Curt: it's because you haven't dealt with well-seeded torrents - and, perhaps, because you haven't had proper port-forwarding (which shouldn't matter with well-seeded stuff, but will hurt you badly with scarce and/or pirated stuff).
The protocol itself has several advantages to http/ftp... first, it's distributed - so you can saturate N links instead of 1. It has chunk-sized error detection and correction - with HTTP and FTP, you wont detect corruption unless you do an md5sum after downloading, and it's corrupt you'll have to regrab everything. With torrents, everything is broken into chunks (size can vary, but iirc chunksize is usually around 512kb).
Also, both HTTP and FTP *sucks* for small files - you need a new request for each file. For FTP it's really bad, for HTTP at least pipelining and keepalive mitigates stuff a bit... for torrents, you just keep on streaming (in a way that's not optimal for grabbing individual small files, but extremely superior for grabbing a wad of stuff).
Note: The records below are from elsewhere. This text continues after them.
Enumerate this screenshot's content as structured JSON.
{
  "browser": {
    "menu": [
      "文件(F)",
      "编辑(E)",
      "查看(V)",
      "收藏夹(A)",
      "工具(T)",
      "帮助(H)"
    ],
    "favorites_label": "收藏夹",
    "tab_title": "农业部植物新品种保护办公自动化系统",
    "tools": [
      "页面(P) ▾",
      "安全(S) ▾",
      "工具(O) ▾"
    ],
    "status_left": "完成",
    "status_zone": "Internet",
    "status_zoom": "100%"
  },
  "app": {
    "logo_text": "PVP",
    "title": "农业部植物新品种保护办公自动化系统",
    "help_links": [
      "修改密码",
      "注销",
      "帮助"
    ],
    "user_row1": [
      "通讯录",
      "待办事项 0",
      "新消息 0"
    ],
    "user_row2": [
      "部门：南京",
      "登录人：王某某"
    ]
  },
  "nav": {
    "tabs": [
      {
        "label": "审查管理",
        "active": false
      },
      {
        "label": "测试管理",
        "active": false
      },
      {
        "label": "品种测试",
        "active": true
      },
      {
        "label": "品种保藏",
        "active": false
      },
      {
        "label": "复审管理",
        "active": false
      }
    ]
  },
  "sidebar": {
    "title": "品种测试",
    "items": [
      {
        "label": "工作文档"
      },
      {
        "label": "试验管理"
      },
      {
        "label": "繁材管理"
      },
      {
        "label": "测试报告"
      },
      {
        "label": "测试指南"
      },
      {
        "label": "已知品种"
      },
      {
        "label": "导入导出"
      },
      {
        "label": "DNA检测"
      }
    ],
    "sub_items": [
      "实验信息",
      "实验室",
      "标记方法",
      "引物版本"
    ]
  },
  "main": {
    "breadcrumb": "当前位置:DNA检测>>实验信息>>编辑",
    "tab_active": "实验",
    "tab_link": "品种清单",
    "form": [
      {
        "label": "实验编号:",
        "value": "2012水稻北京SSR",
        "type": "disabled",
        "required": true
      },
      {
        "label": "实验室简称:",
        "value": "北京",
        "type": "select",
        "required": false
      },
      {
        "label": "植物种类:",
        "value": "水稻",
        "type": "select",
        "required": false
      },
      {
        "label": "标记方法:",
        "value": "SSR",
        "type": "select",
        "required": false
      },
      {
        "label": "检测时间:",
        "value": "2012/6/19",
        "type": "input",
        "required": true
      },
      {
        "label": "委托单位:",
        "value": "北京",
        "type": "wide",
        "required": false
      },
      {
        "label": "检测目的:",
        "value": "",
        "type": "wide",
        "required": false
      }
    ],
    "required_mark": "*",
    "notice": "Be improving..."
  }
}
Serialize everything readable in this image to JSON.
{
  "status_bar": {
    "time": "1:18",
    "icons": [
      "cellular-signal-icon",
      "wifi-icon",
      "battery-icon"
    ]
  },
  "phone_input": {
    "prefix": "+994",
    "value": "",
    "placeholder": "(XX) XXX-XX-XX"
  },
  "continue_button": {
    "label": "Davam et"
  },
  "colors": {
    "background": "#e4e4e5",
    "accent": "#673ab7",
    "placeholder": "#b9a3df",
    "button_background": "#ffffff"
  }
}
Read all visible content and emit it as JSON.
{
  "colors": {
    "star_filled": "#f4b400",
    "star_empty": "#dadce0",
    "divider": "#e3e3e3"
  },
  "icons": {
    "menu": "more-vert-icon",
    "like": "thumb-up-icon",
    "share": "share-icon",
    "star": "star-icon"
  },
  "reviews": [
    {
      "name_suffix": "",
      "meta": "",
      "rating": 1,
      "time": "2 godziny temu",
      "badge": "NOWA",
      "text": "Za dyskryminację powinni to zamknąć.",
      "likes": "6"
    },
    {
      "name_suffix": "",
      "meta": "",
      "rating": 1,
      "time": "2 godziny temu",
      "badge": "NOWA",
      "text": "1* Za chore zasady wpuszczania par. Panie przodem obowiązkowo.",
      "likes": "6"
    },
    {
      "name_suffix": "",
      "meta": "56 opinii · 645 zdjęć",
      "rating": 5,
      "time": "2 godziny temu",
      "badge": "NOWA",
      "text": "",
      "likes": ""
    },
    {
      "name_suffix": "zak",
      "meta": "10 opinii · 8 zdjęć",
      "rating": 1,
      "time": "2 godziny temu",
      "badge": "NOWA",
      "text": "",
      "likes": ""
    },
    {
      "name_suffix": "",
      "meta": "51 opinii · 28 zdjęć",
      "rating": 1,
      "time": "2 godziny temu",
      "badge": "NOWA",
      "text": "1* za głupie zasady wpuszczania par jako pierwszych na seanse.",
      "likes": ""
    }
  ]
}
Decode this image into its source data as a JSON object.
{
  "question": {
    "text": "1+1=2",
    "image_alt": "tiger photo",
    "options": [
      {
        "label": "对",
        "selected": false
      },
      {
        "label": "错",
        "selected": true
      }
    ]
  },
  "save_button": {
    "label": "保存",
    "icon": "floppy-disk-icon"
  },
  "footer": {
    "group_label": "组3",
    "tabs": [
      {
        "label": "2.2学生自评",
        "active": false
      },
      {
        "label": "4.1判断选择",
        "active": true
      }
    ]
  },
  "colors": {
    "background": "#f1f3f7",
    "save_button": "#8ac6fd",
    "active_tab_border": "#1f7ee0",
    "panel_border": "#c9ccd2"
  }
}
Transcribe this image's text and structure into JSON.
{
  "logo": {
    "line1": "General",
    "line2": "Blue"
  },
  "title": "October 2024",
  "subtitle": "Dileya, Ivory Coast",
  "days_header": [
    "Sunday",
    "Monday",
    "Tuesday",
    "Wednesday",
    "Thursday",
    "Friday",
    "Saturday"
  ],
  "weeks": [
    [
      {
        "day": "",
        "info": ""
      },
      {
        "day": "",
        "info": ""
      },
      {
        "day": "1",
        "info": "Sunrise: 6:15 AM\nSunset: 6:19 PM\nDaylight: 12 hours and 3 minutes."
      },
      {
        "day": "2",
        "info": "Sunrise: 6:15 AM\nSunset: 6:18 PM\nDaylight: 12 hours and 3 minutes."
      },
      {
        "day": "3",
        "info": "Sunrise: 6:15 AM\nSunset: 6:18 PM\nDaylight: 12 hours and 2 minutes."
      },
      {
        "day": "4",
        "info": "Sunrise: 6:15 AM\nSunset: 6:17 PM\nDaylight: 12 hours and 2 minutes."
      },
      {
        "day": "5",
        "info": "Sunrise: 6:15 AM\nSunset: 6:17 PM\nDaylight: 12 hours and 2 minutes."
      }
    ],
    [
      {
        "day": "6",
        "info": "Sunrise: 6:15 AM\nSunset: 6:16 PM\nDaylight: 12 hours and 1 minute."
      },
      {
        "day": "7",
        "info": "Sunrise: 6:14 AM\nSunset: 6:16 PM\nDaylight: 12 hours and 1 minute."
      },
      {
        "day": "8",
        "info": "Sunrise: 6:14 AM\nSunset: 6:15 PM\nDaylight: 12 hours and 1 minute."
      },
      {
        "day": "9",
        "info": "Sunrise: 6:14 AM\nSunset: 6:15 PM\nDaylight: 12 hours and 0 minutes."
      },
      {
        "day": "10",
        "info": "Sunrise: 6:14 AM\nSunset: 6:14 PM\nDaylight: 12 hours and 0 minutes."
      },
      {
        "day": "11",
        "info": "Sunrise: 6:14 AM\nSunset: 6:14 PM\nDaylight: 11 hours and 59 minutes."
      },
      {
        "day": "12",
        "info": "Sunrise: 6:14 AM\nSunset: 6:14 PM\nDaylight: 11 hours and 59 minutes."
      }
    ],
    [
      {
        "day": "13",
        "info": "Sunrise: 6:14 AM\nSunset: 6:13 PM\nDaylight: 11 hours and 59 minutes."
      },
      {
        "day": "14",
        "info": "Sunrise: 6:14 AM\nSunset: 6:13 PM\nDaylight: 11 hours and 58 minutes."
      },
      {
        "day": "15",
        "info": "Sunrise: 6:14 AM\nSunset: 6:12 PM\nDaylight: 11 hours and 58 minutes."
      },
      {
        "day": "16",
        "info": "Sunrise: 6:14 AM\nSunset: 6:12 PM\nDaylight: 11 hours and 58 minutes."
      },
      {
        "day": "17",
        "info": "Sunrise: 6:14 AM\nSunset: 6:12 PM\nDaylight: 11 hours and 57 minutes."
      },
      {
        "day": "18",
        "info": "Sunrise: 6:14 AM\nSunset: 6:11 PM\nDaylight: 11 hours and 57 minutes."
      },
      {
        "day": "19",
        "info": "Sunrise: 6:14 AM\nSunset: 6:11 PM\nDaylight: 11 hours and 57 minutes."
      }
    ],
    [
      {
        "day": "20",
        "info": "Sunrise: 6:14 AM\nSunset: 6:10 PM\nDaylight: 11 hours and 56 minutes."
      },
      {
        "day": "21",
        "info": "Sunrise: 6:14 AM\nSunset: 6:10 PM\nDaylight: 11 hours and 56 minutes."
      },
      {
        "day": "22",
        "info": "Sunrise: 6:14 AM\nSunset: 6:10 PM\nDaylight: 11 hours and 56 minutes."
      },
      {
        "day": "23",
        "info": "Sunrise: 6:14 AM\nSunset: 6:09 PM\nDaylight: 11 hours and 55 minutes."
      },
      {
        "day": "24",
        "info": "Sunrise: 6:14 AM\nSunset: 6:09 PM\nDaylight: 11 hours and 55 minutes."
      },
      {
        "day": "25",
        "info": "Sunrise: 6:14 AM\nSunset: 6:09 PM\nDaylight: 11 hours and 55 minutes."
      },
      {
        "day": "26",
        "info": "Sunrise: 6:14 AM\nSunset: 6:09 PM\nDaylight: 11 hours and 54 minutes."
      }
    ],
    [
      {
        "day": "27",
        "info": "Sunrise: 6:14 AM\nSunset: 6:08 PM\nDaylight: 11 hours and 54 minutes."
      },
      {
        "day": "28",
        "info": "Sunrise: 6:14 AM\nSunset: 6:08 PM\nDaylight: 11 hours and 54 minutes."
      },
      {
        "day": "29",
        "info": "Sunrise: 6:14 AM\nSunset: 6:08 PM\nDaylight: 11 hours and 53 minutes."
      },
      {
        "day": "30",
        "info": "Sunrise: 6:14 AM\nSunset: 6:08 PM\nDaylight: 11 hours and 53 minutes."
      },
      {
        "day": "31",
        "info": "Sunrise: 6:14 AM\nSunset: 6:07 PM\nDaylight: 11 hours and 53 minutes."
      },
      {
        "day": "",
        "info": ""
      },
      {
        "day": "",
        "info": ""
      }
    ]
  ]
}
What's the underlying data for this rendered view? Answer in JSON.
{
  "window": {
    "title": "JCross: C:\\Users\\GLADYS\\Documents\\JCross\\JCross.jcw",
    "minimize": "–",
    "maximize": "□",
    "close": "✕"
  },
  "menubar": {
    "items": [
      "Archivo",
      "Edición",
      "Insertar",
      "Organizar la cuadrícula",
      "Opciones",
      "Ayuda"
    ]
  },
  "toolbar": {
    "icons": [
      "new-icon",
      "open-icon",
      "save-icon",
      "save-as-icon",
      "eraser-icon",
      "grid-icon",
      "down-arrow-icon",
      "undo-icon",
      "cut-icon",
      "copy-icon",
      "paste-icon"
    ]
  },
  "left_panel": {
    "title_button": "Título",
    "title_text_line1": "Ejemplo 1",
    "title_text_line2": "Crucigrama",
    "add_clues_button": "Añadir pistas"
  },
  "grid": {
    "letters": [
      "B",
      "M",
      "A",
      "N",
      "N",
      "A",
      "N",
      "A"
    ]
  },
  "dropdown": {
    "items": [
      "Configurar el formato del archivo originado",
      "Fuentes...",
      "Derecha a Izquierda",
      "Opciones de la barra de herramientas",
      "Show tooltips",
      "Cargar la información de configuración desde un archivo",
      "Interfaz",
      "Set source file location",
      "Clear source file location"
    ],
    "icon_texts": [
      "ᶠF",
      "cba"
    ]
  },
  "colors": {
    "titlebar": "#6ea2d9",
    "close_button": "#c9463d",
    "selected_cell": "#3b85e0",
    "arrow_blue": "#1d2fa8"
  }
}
Legitimate stuff has often sucked on torrents, though - a few years ago, I could grab linux ISOs a lot faster through HTTP than their torrent services - I guess they simply didn't hook up the entire http server bandwidth to their torrent protocol, which is pretty damn silly... after getting ~100kb/s (from random peers) for a few minutes, I'd cancel the download and hammer their HTTP servers directly at 4MB/s.